El decreto que divide la obra social
El decreto 88/2026, publicado el viernes en el Boletín Oficial, formalizó la disolución de IOSFA y su reemplazo por dos entidades autárquicas: la Obra Social de las Fuerzas Armadas (OSFA) y la Obra Social de las Fuerzas Federales de Seguridad (OSFFESEG).
La medida establece un período de transición de un año para implementar la liquidación del instituto y traspasar a todos los afiliados garantizando su cobertura. La OSFA funcionará bajo la órbita del Ministerio de Defensa y atenderá al personal militar en actividad, retirados, pensionados y sus familias. Por su parte, la OSFFESEG quedará bajo supervisión del Ministerio de Seguridad y cubrirá a efectivos de Gendarmería Nacional y Prefectura Naval Argentina.
El gobierno justificó la división argumentando que las fuerzas federales tienen características funcionales, operativas, demográficas y laborales sustancialmente distintas a las del personal de las Fuerzas Armadas. Respecto a la disolución, señalaron que en los últimos años se observó una situación de desequilibrio financiero de carácter persistente.
La norma establece un esquema de distribución obligatorio: el 80% de los ingresos debe destinarse únicamente a prestaciones médico-asistenciales, hasta un 8% para gastos administrativos y operativos, y el 12% restante podrá utilizarse en otras prestaciones sociales solo si está asegurada la cobertura de salud.
Del superávit al colapso bajo Petri
La crisis de IOSFA se desencadenó durante la gestión del ministro de Defensa Luis Petri. Bajo su administración, la obra social pasó de un superávit de 2.960 millones de pesos a fines de 2023 a una deuda de 126.000 millones de pesos.
Pablo Mendoza, secretario general de la Seccional Punta Alta de la Asociación de Trabajadores del Estado (ATE), describió en agosto pasado la situación: “Hoy si no tenés el dinero en efectivo, no te podés operar en ningún sanatorio ni de Bahía Blanca ni de Punta Alta y en la región sur tenés muchos trabajadores afiliados a IOSFA tanto de la Armada, Prefectura de Gendarmería que están sin prestaciones”.
También detalló atrasos de tres meses en medicamentos oncológicos para bebés, ancianos y jóvenes, falta de actualización del sistema terapéutico para chicos con discapacidad y riesgo para la vida de trabajadores pasivos y activos.
Durante 2024, el Directorio autorizó la gestión de un préstamo por 40.000 millones de pesos ante el Instituto de Ayuda Financiera, operación que contó con la oposición de varios vocales y que, según denuncias, se usó para cancelar deuda previa en lugar de mejoras informáticas prometidas.

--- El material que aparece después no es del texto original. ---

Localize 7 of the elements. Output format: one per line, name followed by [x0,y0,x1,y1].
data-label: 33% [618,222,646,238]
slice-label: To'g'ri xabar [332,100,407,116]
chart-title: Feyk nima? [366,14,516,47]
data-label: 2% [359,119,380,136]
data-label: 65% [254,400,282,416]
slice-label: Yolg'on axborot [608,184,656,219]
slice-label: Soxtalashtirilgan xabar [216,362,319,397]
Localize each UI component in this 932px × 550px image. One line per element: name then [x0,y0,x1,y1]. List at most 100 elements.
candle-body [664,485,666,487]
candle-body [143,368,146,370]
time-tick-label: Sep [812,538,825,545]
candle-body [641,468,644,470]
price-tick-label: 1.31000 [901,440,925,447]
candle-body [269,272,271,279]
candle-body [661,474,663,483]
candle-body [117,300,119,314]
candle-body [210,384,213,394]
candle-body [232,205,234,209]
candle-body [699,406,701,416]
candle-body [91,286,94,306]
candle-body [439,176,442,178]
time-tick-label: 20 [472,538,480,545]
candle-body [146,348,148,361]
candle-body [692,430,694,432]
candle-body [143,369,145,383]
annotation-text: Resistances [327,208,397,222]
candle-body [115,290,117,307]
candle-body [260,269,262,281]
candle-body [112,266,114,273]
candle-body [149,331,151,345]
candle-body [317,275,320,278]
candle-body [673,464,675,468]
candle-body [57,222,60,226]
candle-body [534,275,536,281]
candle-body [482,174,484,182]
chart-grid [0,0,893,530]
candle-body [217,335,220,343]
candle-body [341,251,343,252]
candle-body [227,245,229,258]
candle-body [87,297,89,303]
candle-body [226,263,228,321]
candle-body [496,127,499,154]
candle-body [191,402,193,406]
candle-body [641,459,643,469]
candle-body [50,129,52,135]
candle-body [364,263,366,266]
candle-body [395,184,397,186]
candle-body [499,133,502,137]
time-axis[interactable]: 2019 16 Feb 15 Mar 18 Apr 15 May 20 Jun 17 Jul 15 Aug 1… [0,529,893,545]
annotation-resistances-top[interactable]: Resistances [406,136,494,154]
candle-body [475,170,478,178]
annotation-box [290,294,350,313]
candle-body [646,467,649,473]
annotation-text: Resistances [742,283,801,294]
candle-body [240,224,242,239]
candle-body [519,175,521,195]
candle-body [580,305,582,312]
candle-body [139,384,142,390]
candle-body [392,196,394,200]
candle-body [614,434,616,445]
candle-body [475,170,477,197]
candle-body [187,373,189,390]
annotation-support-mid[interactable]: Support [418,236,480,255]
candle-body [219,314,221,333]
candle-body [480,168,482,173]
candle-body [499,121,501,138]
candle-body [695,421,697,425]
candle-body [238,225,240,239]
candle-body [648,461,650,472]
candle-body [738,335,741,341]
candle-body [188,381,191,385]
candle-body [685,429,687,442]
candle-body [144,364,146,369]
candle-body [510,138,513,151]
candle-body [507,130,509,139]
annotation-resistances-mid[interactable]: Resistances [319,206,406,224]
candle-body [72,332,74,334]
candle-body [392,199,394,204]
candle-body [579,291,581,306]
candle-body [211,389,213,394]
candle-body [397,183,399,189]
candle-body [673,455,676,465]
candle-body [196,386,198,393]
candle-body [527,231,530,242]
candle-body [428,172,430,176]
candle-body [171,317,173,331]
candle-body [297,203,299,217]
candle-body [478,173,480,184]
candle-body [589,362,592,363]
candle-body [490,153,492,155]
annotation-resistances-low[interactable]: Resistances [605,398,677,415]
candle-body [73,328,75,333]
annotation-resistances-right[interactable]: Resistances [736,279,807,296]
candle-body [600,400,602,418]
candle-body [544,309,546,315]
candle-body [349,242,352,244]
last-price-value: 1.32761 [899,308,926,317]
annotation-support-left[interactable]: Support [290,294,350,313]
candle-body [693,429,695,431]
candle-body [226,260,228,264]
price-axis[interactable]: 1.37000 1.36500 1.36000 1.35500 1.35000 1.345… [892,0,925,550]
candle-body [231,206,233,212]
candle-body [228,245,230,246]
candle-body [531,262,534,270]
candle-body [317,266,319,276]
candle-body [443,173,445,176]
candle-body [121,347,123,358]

ATE adjudicó este deterioro a la situación de vaciamiento y corrupción existente en el interior de la obra social. El sindicato denunció además la firma de un contrato por 50.000 millones de pesos entre IOSFA y la droguería Suizo Argentina SA, empresa señalada en el escándalo de presuntas coimas que involucra a Karina Milei en el marco de la investigación por irregularidades en la Agencia Nacional de Discapacidad.

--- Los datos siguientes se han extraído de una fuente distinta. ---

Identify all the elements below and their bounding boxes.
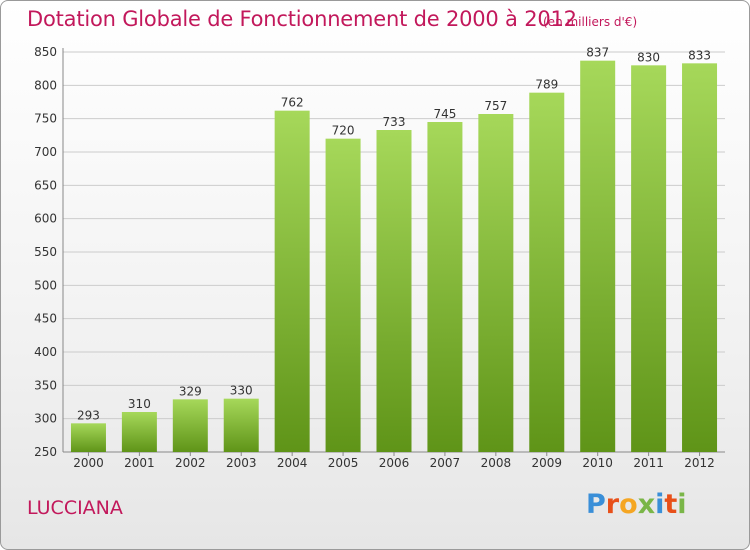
y-tick-label: 850	[34, 45, 57, 59]
y-tick-label: 250	[34, 445, 57, 459]
y-tick-label: 750	[34, 112, 57, 126]
chart-unit: (en milliers d'€)	[543, 15, 638, 29]
bar	[223, 398, 259, 452]
y-tick-label: 800	[34, 78, 57, 92]
data-label: 733	[383, 115, 406, 129]
x-tick-label: 2001	[124, 456, 155, 470]
x-tick-label: 2010	[582, 456, 613, 470]
data-label: 789	[535, 78, 558, 92]
bar	[478, 114, 514, 452]
y-tick-label: 450	[34, 312, 57, 326]
logo-letter: x	[637, 489, 656, 520]
bar	[121, 412, 157, 452]
data-label: 293	[77, 408, 100, 422]
proxiti-logo: Proxiti	[586, 489, 687, 525]
y-tick-label: 500	[34, 278, 57, 292]
bar	[529, 92, 565, 453]
x-tick-label: 2012	[684, 456, 715, 470]
logo-letter: i	[655, 489, 665, 520]
y-tick-label: 650	[34, 178, 57, 192]
bar	[376, 130, 412, 452]
bar	[274, 110, 310, 453]
data-label: 330	[230, 384, 253, 398]
x-tick-label: 2000	[73, 456, 104, 470]
x-tick-label: 2008	[481, 456, 512, 470]
logo-letter: r	[605, 489, 620, 520]
y-tick-labels: 250 300 350 400 450 500 550 600 650 700 750 800 850	[34, 45, 57, 459]
bar	[580, 60, 616, 453]
x-tick-label: 2005	[328, 456, 359, 470]
y-tick-label: 550	[34, 245, 57, 259]
data-label: 833	[688, 48, 711, 62]
x-tick-labels: 2000 2001 2002 2003 2004 2005 2006 2007 2008 2009…	[73, 456, 715, 470]
data-label: 757	[484, 99, 507, 113]
bar	[172, 399, 208, 452]
data-label: 830	[637, 50, 660, 64]
bar	[325, 138, 361, 452]
bar	[682, 63, 718, 452]
x-tick-label: 2004	[277, 456, 308, 470]
data-label: 762	[281, 96, 304, 110]
data-label: 745	[433, 107, 456, 121]
x-tick-label: 2009	[531, 456, 562, 470]
x-tick-label: 2011	[633, 456, 664, 470]
y-tick-label: 300	[34, 412, 57, 426]
data-labels: 293 310 329 330 762 720 733 745 757 789 837 830 833	[77, 46, 711, 423]
logo-letter: o	[619, 489, 638, 520]
bars	[70, 60, 718, 453]
x-tick-label: 2003	[226, 456, 257, 470]
x-tick-label: 2006	[379, 456, 410, 470]
logo-letter: P	[586, 489, 606, 520]
commune-name: LUCCIANA	[27, 497, 123, 519]
x-tick-label: 2007	[430, 456, 461, 470]
x-tick-label: 2002	[175, 456, 206, 470]
bar	[631, 65, 667, 452]
y-tick-label: 600	[34, 212, 57, 226]
data-label: 837	[586, 46, 609, 60]
data-label: 310	[128, 397, 151, 411]
y-tick-label: 350	[34, 378, 57, 392]
bar	[427, 122, 463, 452]
data-label: 720	[332, 124, 355, 138]
y-tick-label: 700	[34, 145, 57, 159]
y-tick-label: 400	[34, 345, 57, 359]
data-label: 329	[179, 384, 202, 398]
logo-letter: i	[677, 489, 687, 520]
chart-title: Dotation Globale de Fonctionnement de 20…	[27, 7, 577, 31]
logo-letter: t	[664, 489, 678, 520]
bar	[70, 423, 106, 452]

La llegada de Presti no mejoró la situación
La llegada de al Ministerio de Defensa de Carlos Presti, un militar en actividad, generó expectativas en el sector de que se normalizaría el funcionamiento de IOSFA. Sin embargo, la situación no solo no mejoró sino que continuó deteriorándose durante los primeros meses de 2026.
En Mar del Plata se produjo un corte total de cobertura tras acumularse una deuda cercana a los 800 millones de pesos con el Hospital Privado de la Comunidad, principal prestador de la ciudad. El centro médico suspendió todos los servicios programados, a excepción de oncología, pediatría, obstetricia y emergencias con riesgo de vida.
Los afiliados afectados debían afrontar gastos de sus bolsillos: una tomografía podía costar hasta 400.000 pesos, mientras que análisis de laboratorio rondaban los 100.000 pesos. Fuentes del sistema sanitario militar señalaron que con los sueldos actuales, sobre todo en jerarquías bajas o en quienes tienen tratamientos complejos, es directamente imposible afrontar esos gastos.
También se registraron conflictos en el Hospital Italiano de Bahía Blanca y con farmacias que históricamente atendían a IOSFA en el AMBA, configurando un escenario de desarticulación generalizada de la red de atención. La crisis dejó sin cobertura a más de 500.000 beneficiarios y con una deuda que llegó a los 200.000 millones de pesos.